The UK full-service restaurant market generates £24.7 billion in revenue in 2025-26, spread across 29,341 businesses employing around 566,000 people (industry research, 2025). Growth this year is modest at 1.7%, but the five-year forecast is stronger: revenue is projected to climb at 3.8% a year to reach £30 billion by 2030-31.
A market that recovered, then hit a wall of costs
Sit-down restaurants clawed back their pandemic losses faster than many expected, with revenue compounding at roughly 6.4% a year over the five years through 2025-26. The problem is what happened to the other side of the profit and loss account. Wages, food and energy all inflated at once, and hospitality vacancies remain about 48% above pre-pandemic levels, forcing operators to pay more for the same rota. The result is an industry that sells more than ever yet keeps only 6.3p of profit per pound of revenue — well below the 11.8% average for the wider hospitality sector.
Fragmented, independent and fiercely competitive
The four largest operators — Nando's, Mitchells & Butlers, The Restaurant Group and Whitbread — together hold under 15% of the market. Everyone else, some £21 billion of revenue, belongs to independents and smaller groups. That fragmentation cuts both ways. Barriers to entry are low, so new concepts appear constantly and diners never run out of choice. But it also means no single player sets the rules, and an independent with a sharp offer can out-manoeuvre a national chain in its own postcode.

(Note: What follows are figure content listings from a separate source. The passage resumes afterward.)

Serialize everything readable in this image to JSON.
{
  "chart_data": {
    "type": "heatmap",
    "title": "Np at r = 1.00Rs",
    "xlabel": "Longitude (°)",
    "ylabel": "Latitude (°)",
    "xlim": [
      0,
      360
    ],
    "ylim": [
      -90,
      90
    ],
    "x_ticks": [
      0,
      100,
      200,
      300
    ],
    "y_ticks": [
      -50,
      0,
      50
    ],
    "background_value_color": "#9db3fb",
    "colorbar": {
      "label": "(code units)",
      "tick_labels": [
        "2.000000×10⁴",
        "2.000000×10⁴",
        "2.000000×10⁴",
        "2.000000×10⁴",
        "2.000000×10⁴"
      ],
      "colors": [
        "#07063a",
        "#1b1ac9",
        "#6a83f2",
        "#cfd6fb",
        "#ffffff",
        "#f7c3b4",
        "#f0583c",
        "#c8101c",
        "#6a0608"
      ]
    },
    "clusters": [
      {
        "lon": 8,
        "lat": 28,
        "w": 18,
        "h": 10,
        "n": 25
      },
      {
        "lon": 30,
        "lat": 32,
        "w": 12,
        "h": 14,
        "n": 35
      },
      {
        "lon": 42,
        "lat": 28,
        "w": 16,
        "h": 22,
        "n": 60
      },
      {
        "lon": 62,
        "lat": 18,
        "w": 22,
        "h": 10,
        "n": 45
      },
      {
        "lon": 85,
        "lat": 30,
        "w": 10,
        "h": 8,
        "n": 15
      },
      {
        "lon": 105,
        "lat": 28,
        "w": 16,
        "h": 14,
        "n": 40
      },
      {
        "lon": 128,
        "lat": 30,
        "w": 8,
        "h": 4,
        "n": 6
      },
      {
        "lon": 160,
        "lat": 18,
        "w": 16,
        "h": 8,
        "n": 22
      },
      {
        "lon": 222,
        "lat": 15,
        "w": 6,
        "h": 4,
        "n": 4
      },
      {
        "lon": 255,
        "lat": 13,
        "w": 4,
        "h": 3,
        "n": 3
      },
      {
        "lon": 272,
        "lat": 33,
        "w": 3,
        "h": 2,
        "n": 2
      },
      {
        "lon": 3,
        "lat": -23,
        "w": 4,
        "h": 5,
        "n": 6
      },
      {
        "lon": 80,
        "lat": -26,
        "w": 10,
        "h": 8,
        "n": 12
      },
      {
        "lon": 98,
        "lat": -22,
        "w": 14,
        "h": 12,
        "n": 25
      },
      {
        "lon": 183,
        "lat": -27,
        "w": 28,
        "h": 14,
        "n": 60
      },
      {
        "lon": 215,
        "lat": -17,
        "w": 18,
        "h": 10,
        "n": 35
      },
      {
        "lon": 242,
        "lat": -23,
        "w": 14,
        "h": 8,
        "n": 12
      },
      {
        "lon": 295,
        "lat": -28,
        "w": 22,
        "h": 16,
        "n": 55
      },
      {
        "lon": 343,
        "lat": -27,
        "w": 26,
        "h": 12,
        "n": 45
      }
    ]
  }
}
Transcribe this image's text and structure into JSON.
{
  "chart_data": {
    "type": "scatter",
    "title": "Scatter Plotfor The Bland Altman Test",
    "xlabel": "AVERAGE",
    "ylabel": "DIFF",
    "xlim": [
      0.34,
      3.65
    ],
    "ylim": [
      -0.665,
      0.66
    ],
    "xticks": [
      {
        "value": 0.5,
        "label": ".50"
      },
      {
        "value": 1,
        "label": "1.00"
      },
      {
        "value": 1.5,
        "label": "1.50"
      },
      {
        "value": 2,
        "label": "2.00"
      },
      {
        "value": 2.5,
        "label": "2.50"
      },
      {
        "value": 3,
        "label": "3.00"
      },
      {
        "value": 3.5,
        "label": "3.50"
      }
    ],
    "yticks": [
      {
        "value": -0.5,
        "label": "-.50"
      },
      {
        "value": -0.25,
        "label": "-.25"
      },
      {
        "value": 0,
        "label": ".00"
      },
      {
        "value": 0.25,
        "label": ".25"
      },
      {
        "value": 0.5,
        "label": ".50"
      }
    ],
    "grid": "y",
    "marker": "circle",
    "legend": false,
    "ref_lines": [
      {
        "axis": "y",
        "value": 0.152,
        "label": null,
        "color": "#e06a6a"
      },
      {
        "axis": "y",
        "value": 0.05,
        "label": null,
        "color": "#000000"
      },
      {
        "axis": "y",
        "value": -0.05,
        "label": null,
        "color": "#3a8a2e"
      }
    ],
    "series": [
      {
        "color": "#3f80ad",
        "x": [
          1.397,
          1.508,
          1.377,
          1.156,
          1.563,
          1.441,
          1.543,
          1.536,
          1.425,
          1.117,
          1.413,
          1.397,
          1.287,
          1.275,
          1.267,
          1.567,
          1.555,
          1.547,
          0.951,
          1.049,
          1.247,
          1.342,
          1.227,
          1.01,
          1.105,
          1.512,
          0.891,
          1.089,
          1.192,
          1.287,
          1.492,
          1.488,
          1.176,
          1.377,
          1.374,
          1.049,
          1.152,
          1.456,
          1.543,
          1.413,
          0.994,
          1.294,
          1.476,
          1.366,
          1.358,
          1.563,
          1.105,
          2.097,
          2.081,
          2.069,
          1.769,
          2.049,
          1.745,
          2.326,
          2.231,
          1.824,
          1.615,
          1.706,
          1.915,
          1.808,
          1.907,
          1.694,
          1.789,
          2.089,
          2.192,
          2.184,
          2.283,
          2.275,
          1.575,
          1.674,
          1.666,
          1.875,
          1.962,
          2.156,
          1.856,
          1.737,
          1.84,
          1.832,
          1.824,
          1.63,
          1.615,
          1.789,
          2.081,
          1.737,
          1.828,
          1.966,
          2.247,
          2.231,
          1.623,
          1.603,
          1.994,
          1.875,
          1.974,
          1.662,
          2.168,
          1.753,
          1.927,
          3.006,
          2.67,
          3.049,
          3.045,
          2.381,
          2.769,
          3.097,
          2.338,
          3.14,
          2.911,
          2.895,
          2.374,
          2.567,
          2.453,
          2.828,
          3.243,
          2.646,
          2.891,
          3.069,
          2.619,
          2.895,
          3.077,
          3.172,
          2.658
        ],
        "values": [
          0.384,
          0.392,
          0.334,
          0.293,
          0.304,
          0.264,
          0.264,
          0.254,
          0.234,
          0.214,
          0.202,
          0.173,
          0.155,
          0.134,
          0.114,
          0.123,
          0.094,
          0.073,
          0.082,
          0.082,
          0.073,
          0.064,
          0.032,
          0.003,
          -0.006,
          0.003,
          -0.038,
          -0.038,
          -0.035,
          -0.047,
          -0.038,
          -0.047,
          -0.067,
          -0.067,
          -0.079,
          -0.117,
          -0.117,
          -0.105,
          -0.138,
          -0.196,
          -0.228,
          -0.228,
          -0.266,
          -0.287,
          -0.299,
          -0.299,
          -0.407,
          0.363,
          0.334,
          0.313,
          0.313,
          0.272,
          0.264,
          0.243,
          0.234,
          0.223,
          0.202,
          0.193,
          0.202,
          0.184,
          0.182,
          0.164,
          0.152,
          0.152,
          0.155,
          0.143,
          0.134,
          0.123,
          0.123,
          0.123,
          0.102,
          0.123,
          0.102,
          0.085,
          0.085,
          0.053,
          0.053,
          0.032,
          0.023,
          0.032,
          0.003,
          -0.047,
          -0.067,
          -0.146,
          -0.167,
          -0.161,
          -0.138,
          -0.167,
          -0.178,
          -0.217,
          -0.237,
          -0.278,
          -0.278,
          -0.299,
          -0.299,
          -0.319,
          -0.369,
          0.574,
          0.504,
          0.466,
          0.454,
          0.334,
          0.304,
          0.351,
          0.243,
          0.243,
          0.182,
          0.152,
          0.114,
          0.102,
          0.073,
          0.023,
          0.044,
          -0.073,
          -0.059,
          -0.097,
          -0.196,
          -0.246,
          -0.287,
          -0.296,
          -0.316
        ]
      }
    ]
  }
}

What drives the next five years
Industry forecasts expect growth to 2031 to come from experience-led dining, loyalty and personalisation rather than volume alone. Diners are eating out less often but spending more deliberately when they do, rewarding restaurants that offer tasting menus, events and tailored service. Both solo dining and large-group bookings are rising at the same time, pushing operators towards flexible layouts and menus. Technology adoption — reservations, kitchen systems, data-led scheduling — is expected to separate the restaurants that protect their margin from those that surrender it.
Operator takeaway
The market is growing, but the growth is uneven: it flows to restaurants that control labour cost, capture direct bookings and give guests a reason to spend beyond the plate. Benchmark your own numbers against the industry's 6.3% margin and 37.5% wage ratio — if you are beating both, you are already in the top tier of a £24.7 billion market.